Pentaho Data Integration Architecture


Provides information about PDI's components.

PDI Components

Spoon is the design interface for building ETL jobs and transformations. Spoon provides a drag-and-drop interface that allows you to graphically describe what you want to take place in your transformations. Transformations can then be executed locally within Spoon, on a dedicated Data Integration Server, or a cluster of servers.

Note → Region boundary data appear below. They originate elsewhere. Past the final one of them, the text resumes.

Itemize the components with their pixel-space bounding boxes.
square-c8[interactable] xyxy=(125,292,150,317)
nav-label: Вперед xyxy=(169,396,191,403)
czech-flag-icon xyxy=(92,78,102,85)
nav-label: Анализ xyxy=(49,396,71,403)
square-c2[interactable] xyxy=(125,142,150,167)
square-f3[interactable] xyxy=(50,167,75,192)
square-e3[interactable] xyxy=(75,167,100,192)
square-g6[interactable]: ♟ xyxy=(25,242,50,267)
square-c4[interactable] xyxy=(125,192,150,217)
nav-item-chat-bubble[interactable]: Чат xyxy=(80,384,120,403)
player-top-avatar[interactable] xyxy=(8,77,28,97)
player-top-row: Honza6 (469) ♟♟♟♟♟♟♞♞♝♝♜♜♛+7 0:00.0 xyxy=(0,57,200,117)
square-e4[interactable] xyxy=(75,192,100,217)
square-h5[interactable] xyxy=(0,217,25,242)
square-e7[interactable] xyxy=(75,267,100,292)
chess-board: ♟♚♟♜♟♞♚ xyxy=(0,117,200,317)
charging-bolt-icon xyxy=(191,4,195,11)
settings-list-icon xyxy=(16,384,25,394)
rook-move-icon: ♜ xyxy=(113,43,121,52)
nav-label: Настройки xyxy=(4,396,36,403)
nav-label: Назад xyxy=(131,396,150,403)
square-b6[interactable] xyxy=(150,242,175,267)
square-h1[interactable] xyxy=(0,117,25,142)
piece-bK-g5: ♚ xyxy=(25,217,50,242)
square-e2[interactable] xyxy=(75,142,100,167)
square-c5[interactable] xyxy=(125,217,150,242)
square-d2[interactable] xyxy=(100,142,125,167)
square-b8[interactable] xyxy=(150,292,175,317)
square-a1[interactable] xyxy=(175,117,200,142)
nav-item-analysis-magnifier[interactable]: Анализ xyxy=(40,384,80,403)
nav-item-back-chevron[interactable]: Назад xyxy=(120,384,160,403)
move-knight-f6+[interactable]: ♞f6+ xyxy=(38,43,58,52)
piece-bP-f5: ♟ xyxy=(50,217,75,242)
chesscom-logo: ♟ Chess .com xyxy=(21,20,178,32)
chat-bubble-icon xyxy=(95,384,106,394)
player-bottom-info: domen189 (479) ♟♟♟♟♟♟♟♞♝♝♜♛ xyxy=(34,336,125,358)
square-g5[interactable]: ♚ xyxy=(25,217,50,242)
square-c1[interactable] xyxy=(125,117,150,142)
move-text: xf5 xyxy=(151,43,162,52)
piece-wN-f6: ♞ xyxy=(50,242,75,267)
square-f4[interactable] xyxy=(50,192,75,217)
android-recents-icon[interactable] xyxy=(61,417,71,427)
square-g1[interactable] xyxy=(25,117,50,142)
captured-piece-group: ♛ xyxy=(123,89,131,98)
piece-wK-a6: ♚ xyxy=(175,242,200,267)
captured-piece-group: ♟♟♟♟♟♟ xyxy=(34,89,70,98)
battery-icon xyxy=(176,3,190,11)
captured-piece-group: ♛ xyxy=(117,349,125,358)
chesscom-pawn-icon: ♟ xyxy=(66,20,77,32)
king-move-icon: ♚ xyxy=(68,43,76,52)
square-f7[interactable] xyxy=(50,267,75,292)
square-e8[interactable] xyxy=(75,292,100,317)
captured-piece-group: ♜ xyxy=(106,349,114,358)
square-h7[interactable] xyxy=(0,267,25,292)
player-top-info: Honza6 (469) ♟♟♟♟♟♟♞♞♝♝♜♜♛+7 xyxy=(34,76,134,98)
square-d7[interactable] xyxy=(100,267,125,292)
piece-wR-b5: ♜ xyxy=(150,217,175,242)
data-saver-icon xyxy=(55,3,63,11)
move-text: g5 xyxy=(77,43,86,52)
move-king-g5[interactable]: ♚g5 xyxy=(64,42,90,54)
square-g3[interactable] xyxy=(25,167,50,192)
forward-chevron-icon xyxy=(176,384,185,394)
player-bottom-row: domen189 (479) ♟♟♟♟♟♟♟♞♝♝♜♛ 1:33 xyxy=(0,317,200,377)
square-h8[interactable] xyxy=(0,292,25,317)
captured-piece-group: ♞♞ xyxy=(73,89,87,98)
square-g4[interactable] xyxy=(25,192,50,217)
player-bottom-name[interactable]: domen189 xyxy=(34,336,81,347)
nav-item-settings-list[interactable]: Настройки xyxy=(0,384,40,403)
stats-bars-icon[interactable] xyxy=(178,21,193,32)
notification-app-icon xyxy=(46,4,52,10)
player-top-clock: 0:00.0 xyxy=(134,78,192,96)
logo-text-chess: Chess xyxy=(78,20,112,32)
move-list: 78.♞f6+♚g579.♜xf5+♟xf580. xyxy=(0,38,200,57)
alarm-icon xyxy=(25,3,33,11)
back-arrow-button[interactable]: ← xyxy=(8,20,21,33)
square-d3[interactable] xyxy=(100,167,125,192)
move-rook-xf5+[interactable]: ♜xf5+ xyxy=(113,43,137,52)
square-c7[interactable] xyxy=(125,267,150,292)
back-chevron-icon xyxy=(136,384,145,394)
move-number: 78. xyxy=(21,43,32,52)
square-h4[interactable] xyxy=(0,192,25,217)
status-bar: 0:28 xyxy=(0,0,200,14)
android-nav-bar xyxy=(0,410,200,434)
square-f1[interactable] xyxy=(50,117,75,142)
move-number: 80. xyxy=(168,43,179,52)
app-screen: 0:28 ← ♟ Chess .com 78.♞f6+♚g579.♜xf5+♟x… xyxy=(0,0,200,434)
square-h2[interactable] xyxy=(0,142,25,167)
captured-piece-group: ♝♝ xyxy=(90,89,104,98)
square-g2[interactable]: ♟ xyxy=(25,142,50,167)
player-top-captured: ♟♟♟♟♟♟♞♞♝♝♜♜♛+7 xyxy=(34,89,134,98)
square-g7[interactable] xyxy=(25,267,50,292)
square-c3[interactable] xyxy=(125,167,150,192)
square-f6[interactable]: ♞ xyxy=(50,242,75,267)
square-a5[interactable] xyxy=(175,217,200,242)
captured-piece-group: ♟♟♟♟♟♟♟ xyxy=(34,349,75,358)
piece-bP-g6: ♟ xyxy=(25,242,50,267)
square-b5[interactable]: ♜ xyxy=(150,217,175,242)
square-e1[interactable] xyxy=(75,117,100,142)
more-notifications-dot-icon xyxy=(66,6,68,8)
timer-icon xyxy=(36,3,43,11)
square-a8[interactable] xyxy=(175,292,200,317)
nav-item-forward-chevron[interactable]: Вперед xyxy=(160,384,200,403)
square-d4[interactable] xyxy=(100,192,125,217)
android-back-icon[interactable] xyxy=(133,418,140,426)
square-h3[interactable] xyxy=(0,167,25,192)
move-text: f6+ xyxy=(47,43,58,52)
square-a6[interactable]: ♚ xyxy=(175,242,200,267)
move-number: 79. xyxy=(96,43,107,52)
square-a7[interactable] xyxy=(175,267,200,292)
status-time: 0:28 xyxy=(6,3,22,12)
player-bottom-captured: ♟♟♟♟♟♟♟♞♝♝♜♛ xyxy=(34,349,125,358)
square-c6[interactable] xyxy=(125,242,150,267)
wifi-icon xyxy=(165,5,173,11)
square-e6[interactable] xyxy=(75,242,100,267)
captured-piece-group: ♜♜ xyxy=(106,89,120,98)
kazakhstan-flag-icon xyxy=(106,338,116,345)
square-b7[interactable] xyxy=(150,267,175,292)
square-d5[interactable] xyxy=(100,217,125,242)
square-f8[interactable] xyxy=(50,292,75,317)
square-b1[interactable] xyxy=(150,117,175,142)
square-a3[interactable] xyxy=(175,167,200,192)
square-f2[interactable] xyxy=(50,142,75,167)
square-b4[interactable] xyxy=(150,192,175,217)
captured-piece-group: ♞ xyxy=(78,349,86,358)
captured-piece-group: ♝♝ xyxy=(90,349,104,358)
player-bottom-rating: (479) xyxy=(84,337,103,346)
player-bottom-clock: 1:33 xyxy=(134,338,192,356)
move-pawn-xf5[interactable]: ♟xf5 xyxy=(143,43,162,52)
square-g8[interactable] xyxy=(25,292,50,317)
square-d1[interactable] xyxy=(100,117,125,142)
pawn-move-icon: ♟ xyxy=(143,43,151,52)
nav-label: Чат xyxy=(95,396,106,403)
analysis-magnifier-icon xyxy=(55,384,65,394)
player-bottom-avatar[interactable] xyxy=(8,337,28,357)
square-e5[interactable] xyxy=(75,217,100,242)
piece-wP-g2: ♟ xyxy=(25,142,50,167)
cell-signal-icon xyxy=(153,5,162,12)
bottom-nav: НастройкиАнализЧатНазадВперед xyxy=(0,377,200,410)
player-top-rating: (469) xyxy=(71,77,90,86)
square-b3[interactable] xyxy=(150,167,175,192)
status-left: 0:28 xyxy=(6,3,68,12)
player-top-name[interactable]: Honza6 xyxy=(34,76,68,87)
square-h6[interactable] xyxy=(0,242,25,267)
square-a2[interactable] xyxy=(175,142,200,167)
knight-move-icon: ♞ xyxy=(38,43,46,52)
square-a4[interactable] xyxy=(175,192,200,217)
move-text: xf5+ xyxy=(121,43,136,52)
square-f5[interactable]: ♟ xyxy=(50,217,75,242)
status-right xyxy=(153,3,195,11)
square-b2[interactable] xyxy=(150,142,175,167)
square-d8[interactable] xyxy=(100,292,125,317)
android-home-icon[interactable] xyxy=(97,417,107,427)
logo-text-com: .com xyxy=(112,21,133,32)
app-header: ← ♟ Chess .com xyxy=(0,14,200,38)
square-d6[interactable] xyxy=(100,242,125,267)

The Data Integration Server is a dedicated ETL server whose primary functions are:

Execution Executes ETL jobs and transformations using the Pentaho Data Integration engine
Security Allows you to manage users and roles (default security) or integrate security to your existing security provider such as LDAP or Active Directory
Content Management Provides a centralized repository that allows you to manage your ETL jobs and transformations. This includes full revision history on content and features such as sharing and locking for collaborative development environments.
Scheduling Provides the services allowing you to schedule and monitor activities on the Data Integration Server from within the Spoon design environment.

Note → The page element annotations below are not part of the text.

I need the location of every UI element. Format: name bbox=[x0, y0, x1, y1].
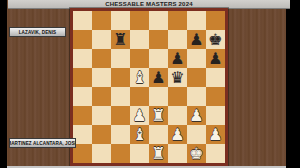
square-a8 bbox=[73, 11, 92, 30]
white-bishop-d5: ♝ bbox=[132, 68, 146, 87]
square-d2: ♝ bbox=[130, 125, 149, 144]
bottom-edge-strip bbox=[7, 166, 286, 168]
square-g6 bbox=[187, 49, 206, 68]
square-a6 bbox=[73, 49, 92, 68]
square-b5 bbox=[92, 68, 111, 87]
black-pawn-h6: ♟ bbox=[208, 49, 222, 68]
square-h7: ♚ bbox=[206, 30, 225, 49]
white-pawn-g3: ♟ bbox=[189, 106, 203, 125]
square-c5 bbox=[111, 68, 130, 87]
square-e4 bbox=[149, 87, 168, 106]
square-a4 bbox=[73, 87, 92, 106]
chess-board: ♜♟♚♟♟♝♟♛♟♜♟♝♟♟♜♚ bbox=[73, 11, 225, 163]
white-pawn-h2: ♟ bbox=[208, 125, 222, 144]
event-title: CHESSABLE MASTERS 2024 bbox=[105, 1, 192, 7]
square-b2 bbox=[92, 125, 111, 144]
white-rook-e1: ♜ bbox=[151, 144, 165, 163]
square-e3: ♜ bbox=[149, 106, 168, 125]
square-b3 bbox=[92, 106, 111, 125]
black-pawn-e5: ♟ bbox=[151, 68, 165, 87]
square-d8 bbox=[130, 11, 149, 30]
square-c8 bbox=[111, 11, 130, 30]
square-h5 bbox=[206, 68, 225, 87]
white-bishop-d2: ♝ bbox=[132, 125, 146, 144]
square-d3: ♟ bbox=[130, 106, 149, 125]
square-a5 bbox=[73, 68, 92, 87]
square-d6 bbox=[130, 49, 149, 68]
square-e1: ♜ bbox=[149, 144, 168, 163]
player-name-black: LAZAVIK, DENIS bbox=[19, 30, 57, 35]
white-pawn-f2: ♟ bbox=[170, 125, 184, 144]
square-c3 bbox=[111, 106, 130, 125]
player-plate-white: MARTINEZ ALCANTARA, JOSE bbox=[9, 138, 76, 148]
square-e6 bbox=[149, 49, 168, 68]
square-f6: ♟ bbox=[168, 49, 187, 68]
square-g3: ♟ bbox=[187, 106, 206, 125]
square-b8 bbox=[92, 11, 111, 30]
black-pawn-f6: ♟ bbox=[170, 49, 184, 68]
square-b6 bbox=[92, 49, 111, 68]
square-f8 bbox=[168, 11, 187, 30]
square-h3 bbox=[206, 106, 225, 125]
square-f3 bbox=[168, 106, 187, 125]
square-b4 bbox=[92, 87, 111, 106]
square-a3 bbox=[73, 106, 92, 125]
square-d7 bbox=[130, 30, 149, 49]
square-b1 bbox=[92, 144, 111, 163]
square-d1 bbox=[130, 144, 149, 163]
square-h4 bbox=[206, 87, 225, 106]
chess-board-frame: ♜♟♚♟♟♝♟♛♟♜♟♝♟♟♜♚ bbox=[70, 8, 228, 166]
square-a7 bbox=[73, 30, 92, 49]
black-queen-f5: ♛ bbox=[170, 68, 184, 87]
square-g5 bbox=[187, 68, 206, 87]
square-c7: ♜ bbox=[111, 30, 130, 49]
square-f2: ♟ bbox=[168, 125, 187, 144]
square-f1 bbox=[168, 144, 187, 163]
square-e7 bbox=[149, 30, 168, 49]
square-h1 bbox=[206, 144, 225, 163]
square-e5: ♟ bbox=[149, 68, 168, 87]
square-g2 bbox=[187, 125, 206, 144]
broadcast-frame: CHESSABLE MASTERS 2024 LAZAVIK, DENIS ♜♟… bbox=[0, 0, 300, 168]
player-name-white: MARTINEZ ALCANTARA, JOSE bbox=[9, 141, 76, 146]
player-plate-black: LAZAVIK, DENIS bbox=[9, 27, 66, 37]
square-e2 bbox=[149, 125, 168, 144]
square-e8 bbox=[149, 11, 168, 30]
square-g7: ♟ bbox=[187, 30, 206, 49]
square-g8 bbox=[187, 11, 206, 30]
black-pawn-g7: ♟ bbox=[189, 30, 203, 49]
square-f5: ♛ bbox=[168, 68, 187, 87]
square-f7 bbox=[168, 30, 187, 49]
square-c6 bbox=[111, 49, 130, 68]
square-g1: ♚ bbox=[187, 144, 206, 163]
square-h8 bbox=[206, 11, 225, 30]
square-f4 bbox=[168, 87, 187, 106]
white-king-g1: ♚ bbox=[189, 144, 203, 163]
square-h2: ♟ bbox=[206, 125, 225, 144]
square-c2 bbox=[111, 125, 130, 144]
square-c4 bbox=[111, 87, 130, 106]
white-pawn-d3: ♟ bbox=[132, 106, 146, 125]
square-d4 bbox=[130, 87, 149, 106]
square-d5: ♝ bbox=[130, 68, 149, 87]
square-g4 bbox=[187, 87, 206, 106]
black-rook-c7: ♜ bbox=[113, 30, 127, 49]
square-h6: ♟ bbox=[206, 49, 225, 68]
white-rook-e3: ♜ bbox=[151, 106, 165, 125]
square-c1 bbox=[111, 144, 130, 163]
black-king-h7: ♚ bbox=[208, 30, 222, 49]
square-b7 bbox=[92, 30, 111, 49]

Pentaho Data Integration is composed of the following primary components:

  • Spoon. Introduced earlier, Spoon is a desktop application that uses a graphical interface and editor for transformations and jobs. Spoon provides a way for you to create complex ETL jobs without having to read or write code. When you think of Pentaho Data Integration as a product, Spoon is what comes to mind because, as a database developer, this is the application on which you will spend most of your time. Any time you author, edit, run or debug a transformation or job, you will be using Spoon.
  • Pan. A standalone command line process that can be used to execute transformations and jobs you created in Spoon. The data transformation engine Pan reads data from and writes data to various data sources. Pan also allows you to manipulate data.
  • Kitchen. A standalone command line process that can be used to execute jobs. The program that executes the jobs designed in the Spoon graphical interface, either in XML or in a database repository. Jobs are usually scheduled to run in batch mode at regular intervals.
  • Carte. Carte is a lightweight Web container that allows you to set up a dedicated, remote ETL server. This provides similar remote execution capabilities as the Data Integration Server, but does not provide scheduling, security integration, and a content management system.

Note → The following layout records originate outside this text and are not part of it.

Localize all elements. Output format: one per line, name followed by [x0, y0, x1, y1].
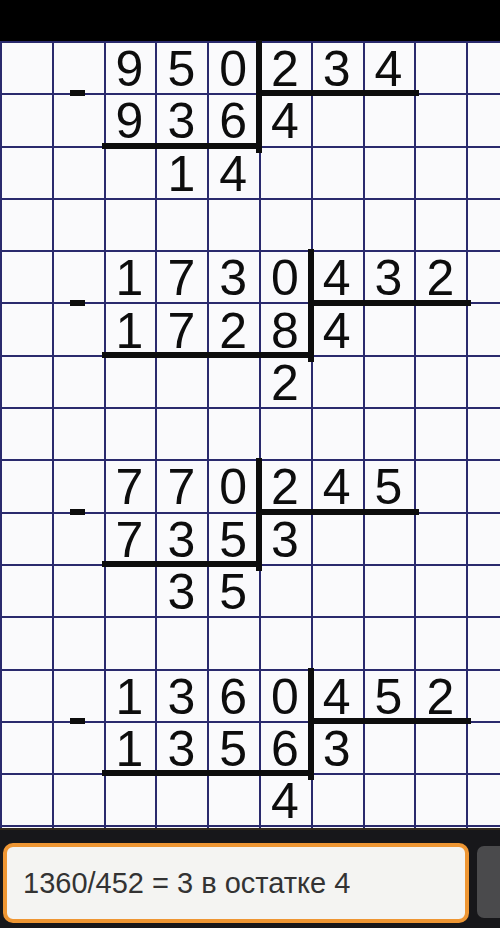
digit-quotient: 4: [311, 307, 363, 355]
digit-dividend: 7: [104, 463, 156, 511]
digit-dividend: 0: [207, 45, 259, 93]
division-bracket-vline: [256, 40, 262, 153]
digit-remainder: 4: [207, 150, 259, 198]
digit-divisor: 2: [414, 254, 466, 302]
digit-dividend: 0: [259, 254, 311, 302]
worksheet-grid-paper[interactable]: 9502349364141730432172842770245735335136…: [0, 41, 500, 828]
digit-divisor: 2: [259, 463, 311, 511]
digit-quotient: 4: [259, 97, 311, 145]
digit-product: 1: [104, 725, 156, 773]
digit-divisor: 5: [363, 463, 415, 511]
divisor-underline: [256, 509, 419, 515]
digit-product: 5: [207, 725, 259, 773]
digit-product: 9: [104, 97, 156, 145]
digit-dividend: 7: [155, 463, 207, 511]
digit-product: 3: [155, 97, 207, 145]
divisor-underline: [256, 90, 419, 96]
digit-divisor: 4: [311, 673, 363, 721]
answer-text: 1360/452 = 3 в остатке 4: [7, 867, 350, 900]
digit-dividend: 7: [155, 254, 207, 302]
digit-product: 5: [207, 516, 259, 564]
digit-divisor: 4: [363, 45, 415, 93]
digit-product: 8: [259, 307, 311, 355]
digit-quotient: 3: [259, 516, 311, 564]
digit-divisor: 3: [363, 254, 415, 302]
digit-remainder: 4: [259, 777, 311, 825]
digit-dividend: 5: [155, 45, 207, 93]
digit-divisor: 3: [311, 45, 363, 93]
digit-remainder: 1: [155, 150, 207, 198]
minus-sign: [70, 300, 85, 306]
division-bracket-vline: [308, 668, 314, 781]
digit-dividend: 0: [259, 673, 311, 721]
digit-dividend: 1: [104, 673, 156, 721]
status-bar: [0, 0, 500, 41]
digit-product: 6: [259, 725, 311, 773]
answer-panel: 1360/452 = 3 в остатке 4: [0, 828, 500, 928]
digit-dividend: 6: [207, 673, 259, 721]
digit-divisor: 4: [311, 463, 363, 511]
digit-divisor: 5: [363, 673, 415, 721]
digit-product: 3: [155, 516, 207, 564]
digit-remainder: 3: [155, 568, 207, 616]
subtraction-underline: [102, 143, 262, 149]
digit-quotient: 3: [311, 725, 363, 773]
digit-remainder: 2: [259, 359, 311, 407]
subtraction-underline: [102, 352, 314, 358]
digit-product: 2: [207, 307, 259, 355]
digit-dividend: 9: [104, 45, 156, 93]
app-screen: 9502349364141730432172842770245735335136…: [0, 0, 500, 928]
minus-sign: [70, 718, 85, 724]
digit-dividend: 3: [155, 673, 207, 721]
digit-product: 6: [207, 97, 259, 145]
digit-product: 7: [155, 307, 207, 355]
digit-dividend: 0: [207, 463, 259, 511]
digit-dividend: 3: [207, 254, 259, 302]
digit-product: 7: [104, 516, 156, 564]
minus-sign: [70, 509, 85, 515]
digit-product: 3: [155, 725, 207, 773]
subtraction-underline: [102, 561, 262, 567]
answer-input[interactable]: 1360/452 = 3 в остатке 4: [3, 843, 469, 923]
minus-sign: [70, 90, 85, 96]
digit-divisor: 4: [311, 254, 363, 302]
divisor-underline: [308, 718, 471, 724]
subtraction-underline: [102, 770, 314, 776]
digit-product: 1: [104, 307, 156, 355]
digit-dividend: 1: [104, 254, 156, 302]
digit-divisor: 2: [259, 45, 311, 93]
division-bracket-vline: [256, 458, 262, 571]
digit-remainder: 5: [207, 568, 259, 616]
side-button[interactable]: [477, 846, 500, 918]
divisor-underline: [308, 300, 471, 306]
digit-divisor: 2: [414, 673, 466, 721]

What's with all the Culinary Terms?

If you are new to Pentaho, you may sometimes see or hear Pentaho Data Integration referred to as, "Kettle." To avoid confusion, all you must know is that Pentaho Data Integration began as an open source project called. "Kettle." The term, K.E.T.T.L.E is a recursive that stands for Kettle Extraction Transformation Transport Load Environment. When Pentaho acquired Kettle, the name was changed to Pentaho Data Integration. Other PDI components such as Spoon, Pan, and Kitchen, have names that were originally meant to support a "restaurant" metaphor of ETL offerings.